A radiometric ground survey detects the presence of radioactive elements through use of electronic equipment These instruments measure the energy released during the process of radioactive decay. As a uranium molecule decays three kinds of rays are given off: alpha, beta and gamma rays. The most advanced electronic equipment can distinguish between radiation of the three main radioactive elements that occur in nature – uranium, potassium and thorium – by measuring the energy of the radiation. Ground radiometric surveys are used to detect the showing of radioactive minerals directly, whereas, airborne radiometric surveys are used for geological mapping because radioactive elements are more common in granitic rocks.
What is Ground Penetrating Radar (GPR) survey?
GPR is a nondestructive geophysical method that produces a continuous cross-sectional profile or record of subsurface features, without drilling, probing, or digging. Ground penetrating radar profiles are used for evaluating the location and depth of buried objects and to investigate the presence and continuity of natural subsurface conditions and features.Ground penetrating radar operates by transmitting pulses of ultra high frequency radio waves (microwave electromagnetic energy) down into the ground through a transducer or antenna. The transmitted energy is reflected from various buried objects or distinct contacts between different earth materials. The antenna then receives the reflected waves and stores them in the digital control unit.The depth of penetration of GPR is highly site specific and is limited by attenuation of the outgoing pulse. The GPR system is more effective in seeing through insulators to conductors.

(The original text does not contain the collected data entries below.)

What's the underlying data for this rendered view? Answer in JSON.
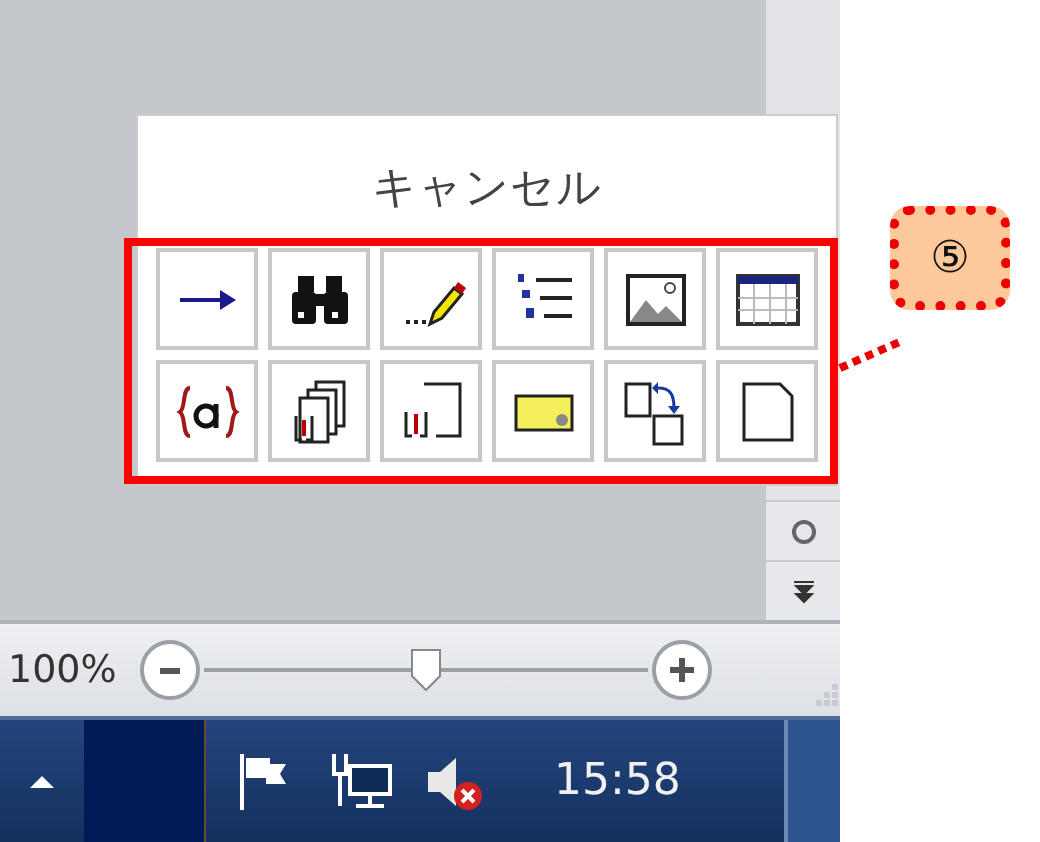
{
  "browse_menu": {
    "cancel_label": "キャンセル",
    "buttons": [
      {
        "kind": "go-to"
      },
      {
        "kind": "find"
      },
      {
        "kind": "edits"
      },
      {
        "kind": "heading"
      },
      {
        "kind": "graphic"
      },
      {
        "kind": "table"
      },
      {
        "kind": "field"
      },
      {
        "kind": "endnote"
      },
      {
        "kind": "footnote"
      },
      {
        "kind": "comment"
      },
      {
        "kind": "section"
      },
      {
        "kind": "page"
      }
    ]
  },
  "status_bar": {
    "zoom_label": "100%",
    "zoom": {
      "level": 0.5
    }
  },
  "taskbar": {
    "clock": "15:58"
  },
  "callout": {
    "label": "⑤"
  }
}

Greater penetration is obtained in dry, sandy, and rocky soils and little penetration is obtained from moist, clayey conductive soils. Penetration generally ranges from one to ten metres although penetrations of more than 30 metres have been achieved under certain ideal conditions.
What is a Satellite Imagery survey?
Geologists have used aerial photographs for decades to serve as databases from which they can do the following: pick out rock units (stratigraphy), study the expression and modes of the origin of landforms (geomorphology), determine the structural arrangements of disturbed strata (folds and faults), evaluate dynamic changes from natural events (e.g., floods; volcanic eruptions), seek surface clues (such as alteration and other signs of mineralization) to subsurface deposits of ore minerals, oil and gas, and groundwater. Function as a visual base on which a geologic map is drawn either directly or on a transparent overlay.
With the advent of space imagery, geoscientists now can extend that use in three important ways: 1) The advantage of large area or synoptic coverage allows them to examine in single scenes (or in mosaics) the geological portrayal of Earth on a regional basis, 2) The ability to analyze multispectral bands quantitatively in terms of numbers (DNs) permits them to apply special computer processing routines to discern and enhance certain compositional properties of Earth materials, 3) The capability of merging different types of remote sensing products (e.g., reflectance images with radar or with thermal imagery) or combining these with topographic elevation data and with other kinds of information bases (e.g., thematic maps; geophysical measurements and chemical sampling surveys) enables new solutions to determining interrelations among various natural properties of earth phenomena.
While these new space-driven approaches have not yet revolutionized the ways in which geoscientists conduct their field studies, they have proven to be indispensable techniques for improving the geologic mapping process and carrying out practical exploration for mineral and energy resources on a grand scale.